By Staff writer
Occidental Petroleum said last month that the US $3.5 billion Dolphin Gulf gas project is on schedule and will have substantial production next year, seeking to allay fears that the project has been scuppered by Saudi Arabia’s border dispute with the United Arab Emirates (UAE).
Occidental and French oil company Total both hold minority stakes in the project, which is intended to supply gas from Qatar to the UAE.
Company officials told Reuters there was no cause for concern when asked about reservations expressed by Saudi Arabia earlier this month on the route of the pipeline.
“Laying of the pipeline is essentially complete, and based on the information available to us, we see no reason for any concern over the border issue between Saudi Arabia and the Emirates,” said Occidental CEO Ray Irani.

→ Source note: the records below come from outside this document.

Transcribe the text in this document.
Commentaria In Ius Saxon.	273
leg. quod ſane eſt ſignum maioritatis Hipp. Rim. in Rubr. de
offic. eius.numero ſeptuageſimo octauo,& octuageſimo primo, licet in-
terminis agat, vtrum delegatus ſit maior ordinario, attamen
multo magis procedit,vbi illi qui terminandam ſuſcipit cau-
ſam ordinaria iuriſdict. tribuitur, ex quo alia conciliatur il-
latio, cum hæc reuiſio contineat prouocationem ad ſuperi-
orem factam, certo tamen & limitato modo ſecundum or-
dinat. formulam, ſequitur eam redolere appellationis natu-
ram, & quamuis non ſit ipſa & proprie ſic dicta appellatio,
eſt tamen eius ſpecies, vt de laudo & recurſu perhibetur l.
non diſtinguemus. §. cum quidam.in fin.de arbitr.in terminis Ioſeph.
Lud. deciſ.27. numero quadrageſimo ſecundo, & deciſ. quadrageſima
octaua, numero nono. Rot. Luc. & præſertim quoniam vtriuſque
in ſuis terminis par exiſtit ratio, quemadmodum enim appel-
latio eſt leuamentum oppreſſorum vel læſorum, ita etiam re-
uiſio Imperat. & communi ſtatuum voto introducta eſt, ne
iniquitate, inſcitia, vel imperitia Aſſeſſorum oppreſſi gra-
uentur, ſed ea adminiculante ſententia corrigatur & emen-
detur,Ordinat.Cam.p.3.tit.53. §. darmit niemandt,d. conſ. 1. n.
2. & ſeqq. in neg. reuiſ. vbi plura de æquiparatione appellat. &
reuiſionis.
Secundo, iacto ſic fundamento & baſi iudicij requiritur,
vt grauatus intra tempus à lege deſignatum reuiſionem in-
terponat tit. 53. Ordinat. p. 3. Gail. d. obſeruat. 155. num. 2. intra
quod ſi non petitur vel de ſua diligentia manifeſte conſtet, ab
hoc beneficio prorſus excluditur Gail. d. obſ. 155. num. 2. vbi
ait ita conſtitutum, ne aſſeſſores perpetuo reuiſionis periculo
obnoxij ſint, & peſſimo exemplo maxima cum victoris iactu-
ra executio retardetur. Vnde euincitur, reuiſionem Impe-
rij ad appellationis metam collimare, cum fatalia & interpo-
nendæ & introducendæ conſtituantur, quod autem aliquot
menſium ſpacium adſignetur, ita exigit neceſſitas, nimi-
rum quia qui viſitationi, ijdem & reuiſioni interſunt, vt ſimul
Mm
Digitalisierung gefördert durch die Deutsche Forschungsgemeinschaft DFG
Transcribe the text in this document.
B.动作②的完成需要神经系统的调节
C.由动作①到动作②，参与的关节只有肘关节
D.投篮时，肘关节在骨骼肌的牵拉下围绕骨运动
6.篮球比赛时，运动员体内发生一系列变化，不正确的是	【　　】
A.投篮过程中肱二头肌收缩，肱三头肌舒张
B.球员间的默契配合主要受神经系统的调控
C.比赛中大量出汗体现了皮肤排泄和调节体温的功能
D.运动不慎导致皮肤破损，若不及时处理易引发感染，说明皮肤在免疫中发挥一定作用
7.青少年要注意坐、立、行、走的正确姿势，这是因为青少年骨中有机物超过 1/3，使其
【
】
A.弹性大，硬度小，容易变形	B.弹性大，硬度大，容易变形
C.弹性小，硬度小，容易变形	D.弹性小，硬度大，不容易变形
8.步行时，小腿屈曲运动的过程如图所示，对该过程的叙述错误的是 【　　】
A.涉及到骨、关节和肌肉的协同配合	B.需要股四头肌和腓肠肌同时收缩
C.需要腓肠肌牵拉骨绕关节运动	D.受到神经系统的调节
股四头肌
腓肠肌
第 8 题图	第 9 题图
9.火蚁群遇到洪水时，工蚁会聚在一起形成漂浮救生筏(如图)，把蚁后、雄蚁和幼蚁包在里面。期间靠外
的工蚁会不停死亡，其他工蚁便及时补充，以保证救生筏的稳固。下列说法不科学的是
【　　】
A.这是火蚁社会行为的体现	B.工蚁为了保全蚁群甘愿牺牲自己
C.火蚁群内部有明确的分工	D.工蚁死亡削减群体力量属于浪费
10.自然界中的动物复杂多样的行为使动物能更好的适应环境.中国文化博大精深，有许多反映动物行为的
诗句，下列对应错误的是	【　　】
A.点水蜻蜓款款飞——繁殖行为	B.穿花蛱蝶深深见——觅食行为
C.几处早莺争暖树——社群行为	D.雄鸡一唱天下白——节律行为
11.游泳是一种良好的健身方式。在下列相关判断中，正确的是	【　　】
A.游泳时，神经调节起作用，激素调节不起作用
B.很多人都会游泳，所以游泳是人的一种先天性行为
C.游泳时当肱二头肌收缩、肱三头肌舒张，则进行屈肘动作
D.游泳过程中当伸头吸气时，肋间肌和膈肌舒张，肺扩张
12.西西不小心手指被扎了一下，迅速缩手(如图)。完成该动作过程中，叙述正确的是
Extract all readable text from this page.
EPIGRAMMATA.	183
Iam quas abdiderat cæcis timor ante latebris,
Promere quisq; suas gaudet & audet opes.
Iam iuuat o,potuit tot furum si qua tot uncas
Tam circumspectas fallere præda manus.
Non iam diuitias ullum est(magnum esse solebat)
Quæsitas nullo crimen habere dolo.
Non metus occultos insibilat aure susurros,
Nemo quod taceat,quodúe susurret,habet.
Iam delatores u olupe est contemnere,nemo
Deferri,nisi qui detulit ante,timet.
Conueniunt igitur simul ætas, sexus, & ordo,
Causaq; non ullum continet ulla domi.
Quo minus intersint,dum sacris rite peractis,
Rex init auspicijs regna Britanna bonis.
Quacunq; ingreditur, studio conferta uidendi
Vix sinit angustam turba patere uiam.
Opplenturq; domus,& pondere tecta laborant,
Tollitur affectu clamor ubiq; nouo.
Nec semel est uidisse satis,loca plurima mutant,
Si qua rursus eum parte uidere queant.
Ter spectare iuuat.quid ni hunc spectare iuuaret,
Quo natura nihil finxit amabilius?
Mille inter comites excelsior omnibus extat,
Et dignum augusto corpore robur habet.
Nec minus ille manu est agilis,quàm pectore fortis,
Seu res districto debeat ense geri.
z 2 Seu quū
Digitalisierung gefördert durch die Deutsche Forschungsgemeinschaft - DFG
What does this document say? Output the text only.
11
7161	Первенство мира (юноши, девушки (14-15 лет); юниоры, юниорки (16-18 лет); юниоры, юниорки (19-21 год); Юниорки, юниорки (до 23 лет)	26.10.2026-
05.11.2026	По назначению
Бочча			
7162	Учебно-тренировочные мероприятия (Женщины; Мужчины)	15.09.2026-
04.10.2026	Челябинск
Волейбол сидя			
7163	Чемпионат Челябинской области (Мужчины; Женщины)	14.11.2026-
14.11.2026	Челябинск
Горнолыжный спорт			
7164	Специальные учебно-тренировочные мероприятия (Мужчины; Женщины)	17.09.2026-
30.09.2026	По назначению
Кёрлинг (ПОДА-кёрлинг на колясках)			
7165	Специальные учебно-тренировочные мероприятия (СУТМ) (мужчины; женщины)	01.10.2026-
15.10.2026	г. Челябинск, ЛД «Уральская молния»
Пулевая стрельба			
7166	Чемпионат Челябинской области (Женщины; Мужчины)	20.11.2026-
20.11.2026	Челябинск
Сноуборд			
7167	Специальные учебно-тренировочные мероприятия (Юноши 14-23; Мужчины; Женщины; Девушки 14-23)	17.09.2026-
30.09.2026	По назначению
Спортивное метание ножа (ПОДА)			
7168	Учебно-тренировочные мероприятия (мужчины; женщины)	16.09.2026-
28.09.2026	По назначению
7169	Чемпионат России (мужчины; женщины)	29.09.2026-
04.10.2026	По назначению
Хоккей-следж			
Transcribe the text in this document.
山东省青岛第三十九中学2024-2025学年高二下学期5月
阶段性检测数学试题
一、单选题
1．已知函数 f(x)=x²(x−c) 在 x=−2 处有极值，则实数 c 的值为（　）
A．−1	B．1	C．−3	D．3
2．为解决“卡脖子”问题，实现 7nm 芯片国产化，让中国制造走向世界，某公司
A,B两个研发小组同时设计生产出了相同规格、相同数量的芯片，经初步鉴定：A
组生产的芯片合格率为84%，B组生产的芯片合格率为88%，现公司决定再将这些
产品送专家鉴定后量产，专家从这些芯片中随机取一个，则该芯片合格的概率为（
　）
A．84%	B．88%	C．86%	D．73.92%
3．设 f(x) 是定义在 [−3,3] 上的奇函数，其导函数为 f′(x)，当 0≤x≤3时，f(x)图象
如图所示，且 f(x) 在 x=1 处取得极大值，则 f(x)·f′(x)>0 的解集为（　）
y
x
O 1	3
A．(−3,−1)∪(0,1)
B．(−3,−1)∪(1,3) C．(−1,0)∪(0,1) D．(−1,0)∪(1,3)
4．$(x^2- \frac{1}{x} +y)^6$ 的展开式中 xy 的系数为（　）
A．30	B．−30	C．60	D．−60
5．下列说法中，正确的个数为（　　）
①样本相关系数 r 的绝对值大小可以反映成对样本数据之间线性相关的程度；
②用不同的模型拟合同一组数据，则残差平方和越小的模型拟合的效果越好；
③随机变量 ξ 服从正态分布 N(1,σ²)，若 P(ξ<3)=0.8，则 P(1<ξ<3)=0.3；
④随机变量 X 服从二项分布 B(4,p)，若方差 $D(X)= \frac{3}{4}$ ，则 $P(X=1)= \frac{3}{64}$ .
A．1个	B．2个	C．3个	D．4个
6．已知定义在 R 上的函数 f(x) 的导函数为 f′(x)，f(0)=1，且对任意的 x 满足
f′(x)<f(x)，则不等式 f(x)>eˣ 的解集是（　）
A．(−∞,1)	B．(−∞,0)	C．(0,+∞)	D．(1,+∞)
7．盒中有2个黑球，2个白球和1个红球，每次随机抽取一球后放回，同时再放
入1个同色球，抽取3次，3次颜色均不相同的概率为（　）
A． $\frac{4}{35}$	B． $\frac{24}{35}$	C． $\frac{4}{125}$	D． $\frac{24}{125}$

He would not, however, when asked by reporters, say when the Dolphin project would begin production.
Saudi Arabia, in a move that may rein in the economic growth of the United Arab Emirates, apparently blocked a gas pipeline from Qatar to the UAE, last month, as the two nations continue a low-level border.
The undersea pipeline allegedly crosses Saudi territory, and the kingdom said in a fax memo to the National Bank of Abu Dhabi that the line “cannot be constructed without agreement from the kingdom.”
The UAE had planned to import 3.2 billion cubic feet of natural gas per day through the pipeline that’s now on ice. Gas demand in the nation is set to quadruple to 13.5 billion cubic feet a day over the next 25 years.
Saudi Arabia made it clear in the fax that no permission was sought from the kingdom to build a pipeline that passes through its maritime waters and so it will be blocked.
Total said last month that the move had put back the project’s completion date till next year.